Bronzezeitliche Siedlung Grimspound
Darob ganz verzückt, suchten wir ein paar Kilometer entfernt die bronzezeitliche Siedlung auf, welche heute Grimspound genannt wird. Die Leute legten sauber zwischen zwei Erhebungen wohl windgeschützt eingebettet und dennoch mit gutem Überblick auf das umliegende Gelände ihre Rundhäuser an. Damit das ganze passt, machten sie gleich noch eine ziemlich beeindruckende und massive Mauer um den ganzen Perimeter herum, auch die Tore: Aus Stein. Viertausend Jahre konnten den Spuren nicht viel anhaben.
Auf folgendes kommt man aber nicht ohne Weiteres: Damals war hier alles voller Wald. Holz war zu dieser Zeit der einzige Betriebsstoff und entsprechend begehrt. Dass die Landschaft heute ein Moor ist, liegt daran, dass alles abgeholzt wurde. Es fand also eine bronzezeitliche Umweltkatastrophe statt.
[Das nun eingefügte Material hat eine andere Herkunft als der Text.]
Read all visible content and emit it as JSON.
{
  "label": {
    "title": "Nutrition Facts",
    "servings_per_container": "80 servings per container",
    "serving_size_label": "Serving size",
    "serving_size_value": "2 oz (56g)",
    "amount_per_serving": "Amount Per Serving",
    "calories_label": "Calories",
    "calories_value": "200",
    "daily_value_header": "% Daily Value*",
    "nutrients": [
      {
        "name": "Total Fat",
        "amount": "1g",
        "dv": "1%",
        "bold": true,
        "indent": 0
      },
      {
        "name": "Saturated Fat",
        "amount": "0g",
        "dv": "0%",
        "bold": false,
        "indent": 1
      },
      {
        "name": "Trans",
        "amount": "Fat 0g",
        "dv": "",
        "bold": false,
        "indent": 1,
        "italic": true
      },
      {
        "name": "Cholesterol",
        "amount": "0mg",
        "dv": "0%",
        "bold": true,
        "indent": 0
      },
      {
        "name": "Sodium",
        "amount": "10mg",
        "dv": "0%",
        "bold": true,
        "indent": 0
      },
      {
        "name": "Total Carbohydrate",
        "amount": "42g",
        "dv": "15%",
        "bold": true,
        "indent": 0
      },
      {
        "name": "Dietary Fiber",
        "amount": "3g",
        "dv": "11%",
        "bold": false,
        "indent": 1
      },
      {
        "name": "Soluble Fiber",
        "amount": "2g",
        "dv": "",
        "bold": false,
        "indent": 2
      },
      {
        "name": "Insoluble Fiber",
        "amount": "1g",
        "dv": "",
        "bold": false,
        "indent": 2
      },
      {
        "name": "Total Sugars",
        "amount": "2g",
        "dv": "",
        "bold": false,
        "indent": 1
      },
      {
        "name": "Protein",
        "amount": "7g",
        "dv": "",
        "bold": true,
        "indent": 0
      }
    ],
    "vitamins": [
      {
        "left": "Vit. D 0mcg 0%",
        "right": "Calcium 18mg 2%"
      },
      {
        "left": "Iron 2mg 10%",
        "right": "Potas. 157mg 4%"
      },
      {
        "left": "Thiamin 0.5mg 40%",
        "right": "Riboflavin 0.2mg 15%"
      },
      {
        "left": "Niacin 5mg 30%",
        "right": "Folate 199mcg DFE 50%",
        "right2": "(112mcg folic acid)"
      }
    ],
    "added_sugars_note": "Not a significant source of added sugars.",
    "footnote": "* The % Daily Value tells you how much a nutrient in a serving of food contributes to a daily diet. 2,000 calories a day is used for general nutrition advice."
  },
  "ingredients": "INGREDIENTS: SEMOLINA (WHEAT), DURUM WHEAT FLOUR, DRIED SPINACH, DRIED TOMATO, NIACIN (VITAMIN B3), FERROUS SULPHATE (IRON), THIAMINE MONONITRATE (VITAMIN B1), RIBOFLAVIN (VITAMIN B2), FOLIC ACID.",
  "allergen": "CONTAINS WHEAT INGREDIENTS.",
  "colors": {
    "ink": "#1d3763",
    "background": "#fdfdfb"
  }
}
Menschgemacht.
Die Strassen nach Widecombe in the Moor sind teils sogar mit eingeklappten Rückspiegeln zu eng
Nachtrag: Heute Morgen war unser Van Teil einer Goggohüü-Herde. Unsere Van-Nachbarn waren ihrerseits ziemlich schnell wach, weil ihnen ein Pferd zuerst den Hocker umkehrte, um sich danach rückwärts auf den Van zu setzen. Die werden wohl erschrocken sein. Die Zeitung zum Tee wurde heute Morgen jedenfalls durch Life-Entertainment ersetzt. In Ermangelung an Netz hätten wir diese auch gar nicht herunterladen können.
Daniel 19. Juli 2024
„Denn ist es nicht die Pflicht eines jeden Reisenden Kunde zu tun und Zeugnis von dem abzulegen, was er erlebt?“ – Nein, Pflicht ist es nicht, aber immer interessant zu lesen! Vielen Dank für eure Reise-Insights in flotter (kurzweiliger) Sprache dokumentiert und weiterhin eine erlebnisreiche Reise! Sonnige Grüsse aus Bern, Daniel
Stefan und Steffu 20. Juli 2024 — Autor der Seiten
Greetings to you, Daniel
Danke Dir für Deine Nachricht und die schönen Grüsse. Toll, dass Du mit uns auf der Reise bist.